Mungkin banyak dari anda heran kenapa saya sibuk ngurusin agama orang. Saya tidak ngurusin agama orang, catet, saya ngurusin saudara sebangsa setanah air saya. Dari sebelum saya diboyong ke Amerika saya sudah percaya kalau Indonesia punya potensi besar. Sekarang saya di Amerika saya tambah yakin kalau Indonesia (dan orang-orangnya) bisa jadi jauh lebih besar dan lebih berjaya daripada negara lain. Dari segi jumlah manusianya saja, kita bisa dengan mudah melibas negara lain. Bagaimana tidak, Indonesia yang internetnya lelet dan jaringannya amat sangat terbatas bisa punya pengguna Facebook terbanyak nomor 4 di dunia. Padahal dari sebanyak itu mungkin cuma sepersekian yang mengerti bahwa untuk menggunakan Facebook mereka sebenarnya terhubung dengan internet. Nggak, saya nggak bercanda. Banyak pengguna Facebook di Indonesia yang disurvey bilangnya nggak pernah 'menyentuh' internet padahal mereka selalu online di Facebook BBM dan sebagainya. Bukan karena mereka bohong, tapi karena mereka memang tidak mengerti. Terbayang tidak kalau orang Indonesia bisa 'melek' internet dan sinyal internet di Indonesia lebih bagus dan merata? Belum lagi sifat dasar orang Indonesia yang dasarnya tidak manja dan pantang menyerah, dan kemampuan kita menyerap bahasa asing yang sangat cepat. Orang Indonesia itu pejuang tangguh banget deh. Makanya kalau dengar orang Indonesia yang berpikiran sempit rasanya gimana gitu.

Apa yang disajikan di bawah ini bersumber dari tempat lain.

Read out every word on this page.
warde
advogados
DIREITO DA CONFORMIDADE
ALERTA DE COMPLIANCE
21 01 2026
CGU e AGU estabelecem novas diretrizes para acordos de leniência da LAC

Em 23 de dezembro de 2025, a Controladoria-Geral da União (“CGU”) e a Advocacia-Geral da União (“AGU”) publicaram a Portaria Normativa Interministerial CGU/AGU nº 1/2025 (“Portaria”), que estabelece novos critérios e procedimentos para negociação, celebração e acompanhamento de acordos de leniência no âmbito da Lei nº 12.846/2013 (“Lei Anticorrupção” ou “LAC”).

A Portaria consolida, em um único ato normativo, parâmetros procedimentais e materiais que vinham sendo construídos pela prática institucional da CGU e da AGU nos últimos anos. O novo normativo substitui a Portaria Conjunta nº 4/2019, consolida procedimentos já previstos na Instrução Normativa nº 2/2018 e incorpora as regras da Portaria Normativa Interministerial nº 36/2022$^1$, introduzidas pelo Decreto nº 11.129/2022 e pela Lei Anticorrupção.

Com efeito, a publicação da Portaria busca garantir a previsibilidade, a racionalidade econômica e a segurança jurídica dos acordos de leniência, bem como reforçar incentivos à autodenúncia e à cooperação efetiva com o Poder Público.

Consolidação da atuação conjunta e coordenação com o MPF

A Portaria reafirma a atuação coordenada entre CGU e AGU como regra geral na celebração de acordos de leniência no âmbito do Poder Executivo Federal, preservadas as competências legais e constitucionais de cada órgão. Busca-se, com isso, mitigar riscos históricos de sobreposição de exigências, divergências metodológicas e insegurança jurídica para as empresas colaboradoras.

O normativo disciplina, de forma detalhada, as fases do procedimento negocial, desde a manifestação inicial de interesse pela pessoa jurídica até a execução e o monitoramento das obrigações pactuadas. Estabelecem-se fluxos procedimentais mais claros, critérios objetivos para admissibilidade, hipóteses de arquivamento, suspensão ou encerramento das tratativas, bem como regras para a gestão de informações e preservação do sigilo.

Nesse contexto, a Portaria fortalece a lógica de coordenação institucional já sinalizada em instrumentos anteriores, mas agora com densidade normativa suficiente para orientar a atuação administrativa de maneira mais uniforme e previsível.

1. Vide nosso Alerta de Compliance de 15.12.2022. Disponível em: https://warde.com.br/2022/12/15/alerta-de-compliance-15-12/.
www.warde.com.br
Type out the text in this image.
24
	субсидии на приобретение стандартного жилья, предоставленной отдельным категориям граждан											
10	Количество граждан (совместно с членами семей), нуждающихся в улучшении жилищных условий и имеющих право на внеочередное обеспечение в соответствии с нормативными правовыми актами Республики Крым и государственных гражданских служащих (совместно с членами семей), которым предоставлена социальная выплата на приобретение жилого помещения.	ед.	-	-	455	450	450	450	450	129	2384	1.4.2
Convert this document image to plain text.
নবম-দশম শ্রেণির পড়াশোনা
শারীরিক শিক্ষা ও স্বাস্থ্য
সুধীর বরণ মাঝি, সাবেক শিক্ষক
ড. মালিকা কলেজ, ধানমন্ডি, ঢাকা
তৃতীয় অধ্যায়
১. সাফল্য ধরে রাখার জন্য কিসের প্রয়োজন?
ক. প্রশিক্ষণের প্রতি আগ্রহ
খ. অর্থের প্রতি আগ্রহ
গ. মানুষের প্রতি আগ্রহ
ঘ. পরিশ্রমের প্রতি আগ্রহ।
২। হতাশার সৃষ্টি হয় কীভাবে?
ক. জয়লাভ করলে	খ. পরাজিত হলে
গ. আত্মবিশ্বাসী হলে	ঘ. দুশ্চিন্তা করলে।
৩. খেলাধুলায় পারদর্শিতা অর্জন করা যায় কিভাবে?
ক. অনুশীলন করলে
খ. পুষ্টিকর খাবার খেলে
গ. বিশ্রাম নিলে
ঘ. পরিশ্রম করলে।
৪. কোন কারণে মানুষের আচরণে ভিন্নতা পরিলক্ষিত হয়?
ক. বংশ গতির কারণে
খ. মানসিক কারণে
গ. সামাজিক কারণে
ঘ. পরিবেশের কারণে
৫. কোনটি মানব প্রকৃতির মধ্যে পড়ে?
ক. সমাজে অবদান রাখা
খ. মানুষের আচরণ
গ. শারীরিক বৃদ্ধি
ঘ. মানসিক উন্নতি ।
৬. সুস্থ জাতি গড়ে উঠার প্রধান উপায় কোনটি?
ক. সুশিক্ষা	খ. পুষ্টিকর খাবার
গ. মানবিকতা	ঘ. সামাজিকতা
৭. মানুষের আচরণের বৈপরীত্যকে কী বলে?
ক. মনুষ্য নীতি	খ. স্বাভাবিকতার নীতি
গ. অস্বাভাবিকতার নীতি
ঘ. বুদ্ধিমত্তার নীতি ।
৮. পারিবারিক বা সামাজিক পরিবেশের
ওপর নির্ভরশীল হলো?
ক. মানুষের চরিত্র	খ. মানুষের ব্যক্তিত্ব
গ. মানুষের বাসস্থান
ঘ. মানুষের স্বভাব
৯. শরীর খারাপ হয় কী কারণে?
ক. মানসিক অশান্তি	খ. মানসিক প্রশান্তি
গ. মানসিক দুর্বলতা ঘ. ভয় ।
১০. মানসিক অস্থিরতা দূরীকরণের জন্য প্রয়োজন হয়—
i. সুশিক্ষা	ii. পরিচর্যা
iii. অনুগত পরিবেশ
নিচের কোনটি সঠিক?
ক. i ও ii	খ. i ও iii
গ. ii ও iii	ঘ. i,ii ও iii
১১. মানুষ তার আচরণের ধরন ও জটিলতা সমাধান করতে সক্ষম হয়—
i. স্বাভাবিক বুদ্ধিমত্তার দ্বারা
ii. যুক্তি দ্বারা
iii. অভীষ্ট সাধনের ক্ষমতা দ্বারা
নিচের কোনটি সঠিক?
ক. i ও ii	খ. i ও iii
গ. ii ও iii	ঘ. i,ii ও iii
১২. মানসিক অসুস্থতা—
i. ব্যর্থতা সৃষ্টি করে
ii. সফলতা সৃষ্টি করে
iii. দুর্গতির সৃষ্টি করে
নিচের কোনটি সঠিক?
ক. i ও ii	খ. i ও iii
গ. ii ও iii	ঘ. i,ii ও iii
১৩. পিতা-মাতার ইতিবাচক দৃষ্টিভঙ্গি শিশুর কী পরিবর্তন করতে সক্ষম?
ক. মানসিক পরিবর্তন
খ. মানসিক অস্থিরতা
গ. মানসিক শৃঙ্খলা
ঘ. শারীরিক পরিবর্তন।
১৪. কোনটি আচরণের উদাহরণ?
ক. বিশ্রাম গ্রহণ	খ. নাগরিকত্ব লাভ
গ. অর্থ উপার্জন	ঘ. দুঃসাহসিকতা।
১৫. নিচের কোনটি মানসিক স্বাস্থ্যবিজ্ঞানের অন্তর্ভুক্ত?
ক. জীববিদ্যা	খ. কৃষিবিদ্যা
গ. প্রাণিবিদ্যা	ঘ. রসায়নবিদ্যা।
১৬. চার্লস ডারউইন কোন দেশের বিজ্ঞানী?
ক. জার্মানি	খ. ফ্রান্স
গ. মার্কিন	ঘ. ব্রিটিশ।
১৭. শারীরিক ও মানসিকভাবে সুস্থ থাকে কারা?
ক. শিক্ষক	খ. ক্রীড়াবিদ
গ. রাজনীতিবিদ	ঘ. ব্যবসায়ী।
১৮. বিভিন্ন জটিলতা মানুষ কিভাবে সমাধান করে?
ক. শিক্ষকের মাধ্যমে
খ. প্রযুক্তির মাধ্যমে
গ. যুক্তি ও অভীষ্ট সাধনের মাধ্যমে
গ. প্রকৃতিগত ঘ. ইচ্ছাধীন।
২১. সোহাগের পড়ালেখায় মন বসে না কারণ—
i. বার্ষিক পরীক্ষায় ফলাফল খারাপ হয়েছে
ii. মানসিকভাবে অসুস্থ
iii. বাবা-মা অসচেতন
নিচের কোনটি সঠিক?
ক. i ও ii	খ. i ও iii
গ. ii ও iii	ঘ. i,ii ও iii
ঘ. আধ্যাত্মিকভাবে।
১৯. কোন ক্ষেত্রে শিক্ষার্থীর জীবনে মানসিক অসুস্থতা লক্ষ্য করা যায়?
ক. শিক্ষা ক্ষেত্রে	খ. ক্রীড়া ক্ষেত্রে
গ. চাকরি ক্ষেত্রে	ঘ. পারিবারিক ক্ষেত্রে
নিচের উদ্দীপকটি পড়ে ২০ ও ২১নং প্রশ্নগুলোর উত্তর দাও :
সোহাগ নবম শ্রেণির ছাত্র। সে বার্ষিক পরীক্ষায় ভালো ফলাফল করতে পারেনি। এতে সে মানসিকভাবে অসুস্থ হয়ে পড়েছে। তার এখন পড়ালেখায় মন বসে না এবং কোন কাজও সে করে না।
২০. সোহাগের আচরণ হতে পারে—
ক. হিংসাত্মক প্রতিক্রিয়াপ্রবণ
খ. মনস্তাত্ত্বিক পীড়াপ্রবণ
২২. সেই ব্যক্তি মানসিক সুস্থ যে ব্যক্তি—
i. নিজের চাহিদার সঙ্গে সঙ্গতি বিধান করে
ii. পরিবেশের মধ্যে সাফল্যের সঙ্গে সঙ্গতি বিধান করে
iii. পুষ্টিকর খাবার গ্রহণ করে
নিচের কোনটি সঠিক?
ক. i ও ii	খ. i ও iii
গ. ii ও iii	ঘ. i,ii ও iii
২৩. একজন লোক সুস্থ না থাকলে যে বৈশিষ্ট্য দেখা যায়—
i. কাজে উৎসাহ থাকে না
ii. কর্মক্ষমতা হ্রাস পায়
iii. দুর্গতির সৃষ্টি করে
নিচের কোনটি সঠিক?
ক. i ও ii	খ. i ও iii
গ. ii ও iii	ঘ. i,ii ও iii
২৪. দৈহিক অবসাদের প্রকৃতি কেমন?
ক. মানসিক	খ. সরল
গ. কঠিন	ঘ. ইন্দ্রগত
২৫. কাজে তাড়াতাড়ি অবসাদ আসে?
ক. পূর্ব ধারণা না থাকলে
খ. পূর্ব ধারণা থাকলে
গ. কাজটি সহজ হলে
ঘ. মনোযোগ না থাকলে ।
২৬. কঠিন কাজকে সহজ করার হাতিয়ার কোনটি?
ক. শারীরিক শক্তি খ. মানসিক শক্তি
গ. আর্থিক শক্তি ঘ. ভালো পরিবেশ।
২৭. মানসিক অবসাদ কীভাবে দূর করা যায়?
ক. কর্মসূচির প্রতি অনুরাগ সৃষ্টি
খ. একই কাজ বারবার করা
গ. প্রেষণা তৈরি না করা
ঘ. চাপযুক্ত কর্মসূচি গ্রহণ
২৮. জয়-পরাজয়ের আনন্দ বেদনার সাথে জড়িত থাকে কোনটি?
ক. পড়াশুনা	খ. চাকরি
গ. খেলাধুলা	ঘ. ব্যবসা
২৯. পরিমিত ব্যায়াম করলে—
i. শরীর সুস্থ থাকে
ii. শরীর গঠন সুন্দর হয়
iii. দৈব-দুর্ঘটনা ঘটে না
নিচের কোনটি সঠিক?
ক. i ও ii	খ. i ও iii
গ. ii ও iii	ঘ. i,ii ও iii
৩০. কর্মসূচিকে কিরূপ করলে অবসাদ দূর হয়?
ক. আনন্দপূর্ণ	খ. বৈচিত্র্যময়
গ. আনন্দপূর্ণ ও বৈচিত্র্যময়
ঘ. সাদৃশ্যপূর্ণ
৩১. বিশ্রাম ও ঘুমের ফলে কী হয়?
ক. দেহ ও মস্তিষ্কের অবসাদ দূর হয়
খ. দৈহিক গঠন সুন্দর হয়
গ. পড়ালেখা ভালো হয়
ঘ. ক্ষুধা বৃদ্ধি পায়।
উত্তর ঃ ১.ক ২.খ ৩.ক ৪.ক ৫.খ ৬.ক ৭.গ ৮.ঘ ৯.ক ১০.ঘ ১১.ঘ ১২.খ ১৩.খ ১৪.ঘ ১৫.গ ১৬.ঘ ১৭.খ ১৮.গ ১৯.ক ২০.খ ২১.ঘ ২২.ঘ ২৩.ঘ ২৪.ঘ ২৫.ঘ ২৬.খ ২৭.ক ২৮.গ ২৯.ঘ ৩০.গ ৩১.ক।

Tapi terlepas untuk apa saya mengurusi orang lain, punya pengetahuan luas itu sangat menyenangkan lho. Yang paling 'berasa' sih saat saya bisa membandingkan kondisi saya dengan orang lain, dan merasa bersyukur karenanya. Kalau saya tidak repot-repot baca berita tentang negara lain atau berusaha mengerti orang lain, mungkin saya tidak tahu seberapa beruntungnya diri saya dibandingkan sekian banyak orang lain di dunia ini. Kalau saya tidak buka mata dan buka hati saat tinggal di Amerika sini, mungkin saya tidak tahu seberapa indah dan nyamannya sebenarnya Indonesia. Atau ya itu tadi, seberapa hebatnya orang Indonesia sebenarnya. Baca berita dan tahu tentang negara lain juga menumbuhkan empati dan simpati saya terhadap manusia keseluruhan. There are so many bad person in this world, but there are many good person as well; and we will never know which one's which without opening our mind and our heart. Di dunia ini ada begitu banyak orang yang tidak baik, namun ada begitu banyak orang baik juga; dan kita tidak akan tahu yang mana yang baik dan yang mana yang buruk kalau kita tidak mau membuka mata dan hati kita. Dunia itu indah lho. Sumpah.